ぽつりとこぼれた私の言葉に、水野くんは菜箸で調味料を掻き混ぜながら軽く笑う。



「いつになく弱気じゃん。風邪のせい?」

「それもあるかもね……」



だけどそれより、請求書の件で自分の浅はかさが露わになって、自信を無くしてしまったせいの方が大きい。

しっかり確認したつもりでいるけれど、もしも何か忘れてしまっていたら、当日にミスをしたら……
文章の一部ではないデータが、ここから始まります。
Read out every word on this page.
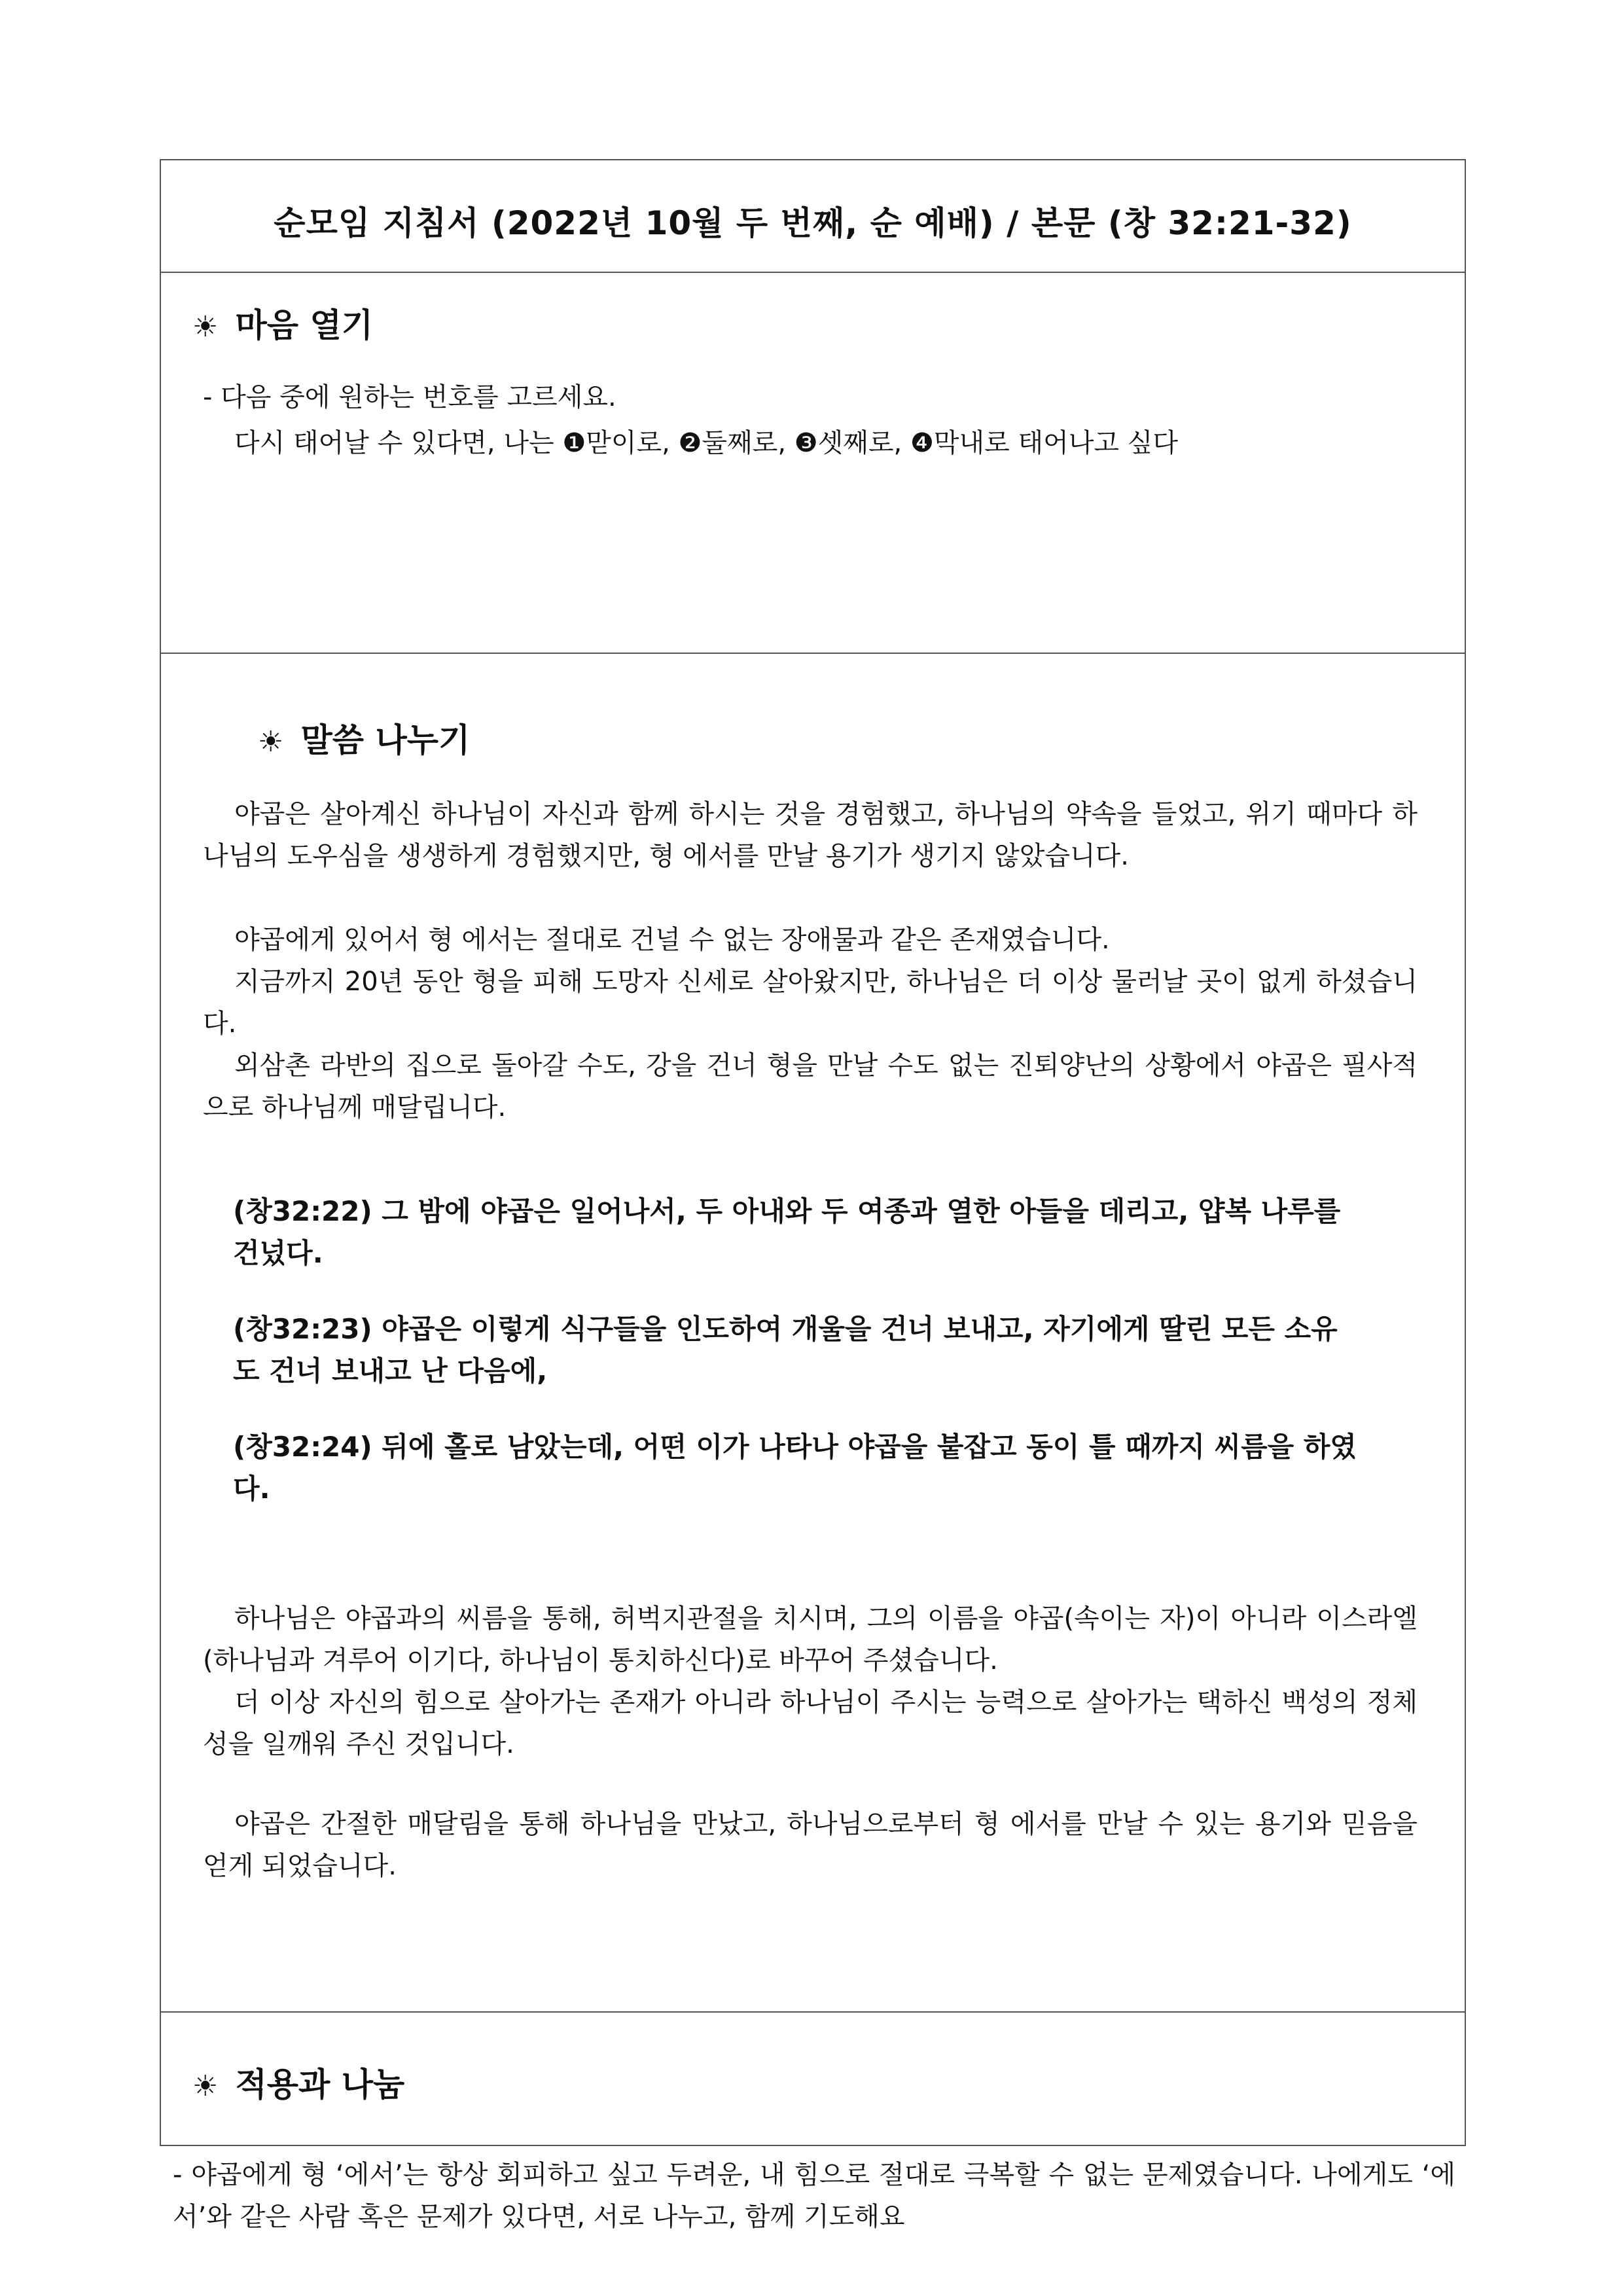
순모임 지침서 (2022년 10월 두 번째, 순 예배) / 본문 (창 32:21-32)
☀ 마음 열기
- 다음 중에 원하는 번호를 고르세요.
다시 태어날 수 있다면, 나는 ❶맏이로, ❷둘째로, ❸셋째로, ❹막내로 태어나고 싶다
☀ 말씀 나누기
야곱은 살아계신 하나님이 자신과 함께 하시는 것을 경험했고, 하나님의 약속을 들었고, 위기 때마다 하나님의 도우심을 생생하게 경험했지만, 형 에서를 만날 용기가 생기지 않았습니다.
야곱에게 있어서 형 에서는 절대로 건널 수 없는 장애물과 같은 존재였습니다.
지금까지 20년 동안 형을 피해 도망자 신세로 살아왔지만, 하나님은 더 이상 물러날 곳이 없게 하셨습니다.
외삼촌 라반의 집으로 돌아갈 수도, 강을 건너 형을 만날 수도 없는 진퇴양난의 상황에서 야곱은 필사적으로 하나님께 매달립니다.
(창32:22) 그 밤에 야곱은 일어나서, 두 아내와 두 여종과 열한 아들을 데리고, 얍복 나루를 건넜다.
(창32:23) 야곱은 이렇게 식구들을 인도하여 개울을 건너 보내고, 자기에게 딸린 모든 소유도 건너 보내고 난 다음에,
(창32:24) 뒤에 홀로 남았는데, 어떤 이가 나타나 야곱을 붙잡고 동이 틀 때까지 씨름을 하였다.
하나님은 야곱과의 씨름을 통해, 허벅지관절을 치시며, 그의 이름을 야곱(속이는 자)이 아니라 이스라엘(하나님과 겨루어 이기다, 하나님이 통치하신다)로 바꾸어 주셨습니다.
더 이상 자신의 힘으로 살아가는 존재가 아니라 하나님이 주시는 능력으로 살아가는 택하신 백성의 정체성을 일깨워 주신 것입니다.
야곱은 간절한 매달림을 통해 하나님을 만났고, 하나님으로부터 형 에서를 만날 수 있는 용기와 믿음을 얻게 되었습니다.
☀ 적용과 나눔
- 야곱에게 형 ‘에서’는 항상 회피하고 싶고 두려운, 내 힘으로 절대로 극복할 수 없는 문제였습니다. 나에게도 ‘에서’와 같은 사람 혹은 문제가 있다면, 서로 나누고, 함께 기도해요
そんな不安が次々と襲ってきて、どうしようもなく怖くなる。



「明日ぶっ倒れんなよー?」

「その時はよろしくね、涼太くん」

「こういう時だけ“涼太くん”とか言ったってダメだぜ」

「冗談よ」



軽く笑い飛ばして休憩室に戻ろうとすると、「ちづ」と水野くんが呼び止める。

ドアの手前で振り返ると、彼は私を安心させるような笑顔を見せて言った。



「大丈夫だよ。何かあっても皆でカバーすればなんとかなるって」

「……うん、ありがと」



水野くんのお気楽さというか、前向きさには少し助けられる。

でも、やっぱり今は不安が拭えない。どうしても悪い想像をしてしまうの。

どうしたのよ千鶴……こんなに弱気になってちゃ、本当に全部うまくいかなくなるわよ。


重い頭を抱えつつ請求書作りを再開するけれど、まだ終わりは見えない。

そんな私を心配しながらも、八時を回る頃にはさすがに水野くんも帰っていった。

『俺に手伝えるものなら手伝ってあげたいけど、ごめんな』なんて、優しい言葉を残して。